It was 3:20 AM. Ahhhh… I had an hour left, but I couldn’t risk oversleeping. After some futile mental tug of war, I got up at 4:15 and jumped in the shower, fidgeted with the hotel coffee maker, and went through all the other prerequisite motions before we hopped in the car at 4:45. Linda “Need for Speed” Angier was at the wheel, so thank God all the cops were still in bed. And yet somehow, we still almost missed the start of the race. This all was no different from how PMC race day usually starts for me, but this year was different: I had just recovered from a brutal 7-week bout with pneumonia, and I wouldn’t be riding.

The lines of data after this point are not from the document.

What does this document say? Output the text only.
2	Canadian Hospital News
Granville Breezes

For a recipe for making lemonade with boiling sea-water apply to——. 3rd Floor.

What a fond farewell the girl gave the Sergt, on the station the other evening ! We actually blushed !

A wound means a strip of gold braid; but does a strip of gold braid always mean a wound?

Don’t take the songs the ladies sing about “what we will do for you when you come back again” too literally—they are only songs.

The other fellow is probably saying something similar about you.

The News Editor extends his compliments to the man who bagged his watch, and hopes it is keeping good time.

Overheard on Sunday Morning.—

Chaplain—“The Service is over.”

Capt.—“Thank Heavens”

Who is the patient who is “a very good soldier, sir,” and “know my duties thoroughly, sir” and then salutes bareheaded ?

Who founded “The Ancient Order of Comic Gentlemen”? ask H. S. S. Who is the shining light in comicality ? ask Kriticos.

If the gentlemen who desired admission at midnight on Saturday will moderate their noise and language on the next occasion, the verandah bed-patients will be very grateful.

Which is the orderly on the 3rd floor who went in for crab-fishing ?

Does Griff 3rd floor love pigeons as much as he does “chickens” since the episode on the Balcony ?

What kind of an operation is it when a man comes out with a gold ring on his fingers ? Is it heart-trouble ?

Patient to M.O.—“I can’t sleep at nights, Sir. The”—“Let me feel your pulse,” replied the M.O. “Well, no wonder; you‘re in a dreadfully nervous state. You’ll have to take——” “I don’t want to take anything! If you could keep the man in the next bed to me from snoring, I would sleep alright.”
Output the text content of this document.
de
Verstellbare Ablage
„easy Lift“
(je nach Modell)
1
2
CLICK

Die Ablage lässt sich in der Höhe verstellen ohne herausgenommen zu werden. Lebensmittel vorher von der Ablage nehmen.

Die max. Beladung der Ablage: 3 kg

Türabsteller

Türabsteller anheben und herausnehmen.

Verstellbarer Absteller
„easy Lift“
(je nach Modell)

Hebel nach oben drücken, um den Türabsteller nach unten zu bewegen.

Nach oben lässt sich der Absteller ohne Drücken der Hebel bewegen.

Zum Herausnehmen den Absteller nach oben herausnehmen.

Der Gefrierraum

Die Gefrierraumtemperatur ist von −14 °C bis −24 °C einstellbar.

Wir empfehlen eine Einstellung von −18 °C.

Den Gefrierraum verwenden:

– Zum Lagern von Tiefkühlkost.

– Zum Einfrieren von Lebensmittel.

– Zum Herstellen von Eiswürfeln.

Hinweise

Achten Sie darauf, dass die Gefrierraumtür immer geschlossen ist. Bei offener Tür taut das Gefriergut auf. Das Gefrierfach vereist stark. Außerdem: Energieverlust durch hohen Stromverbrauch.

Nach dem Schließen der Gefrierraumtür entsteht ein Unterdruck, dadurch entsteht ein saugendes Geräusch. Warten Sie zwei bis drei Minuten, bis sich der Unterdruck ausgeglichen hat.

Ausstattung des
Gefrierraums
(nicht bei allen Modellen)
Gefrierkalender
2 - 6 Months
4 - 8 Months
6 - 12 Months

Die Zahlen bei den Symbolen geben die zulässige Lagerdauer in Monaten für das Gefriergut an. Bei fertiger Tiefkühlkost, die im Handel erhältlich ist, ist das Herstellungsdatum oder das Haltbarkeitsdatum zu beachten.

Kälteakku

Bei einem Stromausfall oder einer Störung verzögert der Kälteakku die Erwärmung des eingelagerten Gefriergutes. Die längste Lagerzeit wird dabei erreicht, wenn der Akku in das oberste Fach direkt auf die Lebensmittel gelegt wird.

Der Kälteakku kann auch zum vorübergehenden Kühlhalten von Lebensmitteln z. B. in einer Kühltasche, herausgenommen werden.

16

We arrived right on time and like clockwork, bicycles came pouring out of the parking lot. I yelled “thank you, thank you, thank you” as they pelted by, and occasionally threw in “you’re almost there!!” – only 109.9 miles to go. I was there to encourage many good friends, especially my dear friend Pete on his 26th ride (I am still a neophyte at 14), and also because I could never even consider being anywhere else. But deep down I was so jealous, I hate to say, even to the point of anger – I should have been part of the pack. I had done all the preparation, raised the support and worked as hard as we all do every year, only to have it all wasted on a bad turn of fate.
After kickoff faded to silence, we went to a little country breakfast place nearby. One of the employees outside greeted us by yelling “He ain’t here yet!” – apparently the owner was stuck in race-day traffic and he was the only one with a key, so breakfast was not served. So we pulled out and headed to Dunkin’ Donuts, where my breakfast sandwich order was forgotten and then took 40 more minutes to make. They gave me a free sack of fried spuds to make up for the wait, and probably also my grumpiness. Screw the sandwich – all I was thinking was, I should be out there riding right now. We left with hours to kill for the drive down to Bourne and headed to the nearest bar to wait. Two beers in, and I’d never felt more “off-track” and left out in my life.
Fast forward to the 2:30pm finish line, where cheers, hugs and exhausted tears all culminated into celebration and team photoshoots at the Maritime Academy. In addition to sponsoring 3 kids who have cancer, Pete and I ride for the same team, Perini. This year, we took a second team photo including me, one of the PMC’S “Living Proof” – what they call the riders who have survived cancer. And as I stood there smiling, I finally got over myself and remembered what it’s really all about: the fight to beat the odds, and holding onto how glorious and miraculous it feels to be here, standing on the other side of a vicious battle against your body and soul. That’s what powers so many people to follow through with this and make it an immense success every year. Part of the energy is the athletic experience of the ride and the endorphins that kick in, but that’s nothing compared to the powerful, palpable high of unity, of thousands of people coming together at once to sweat for one cause.
Even when I’m on my Peloton (for now), I can feel the rush, the excitement, and the meaning of that rubber on the road. It pushes me upright on the saddle, and I bang out the miles beyond my selfish limits every time. It’s an honor to make the trip for all those, known and unknown, who are struggling to remain with us. So still, I ride, and ride, and ride, in hopes that someone will benefit from all of our work, just as I have.
Congratulations to all my fellow riders – the rest is beyond words.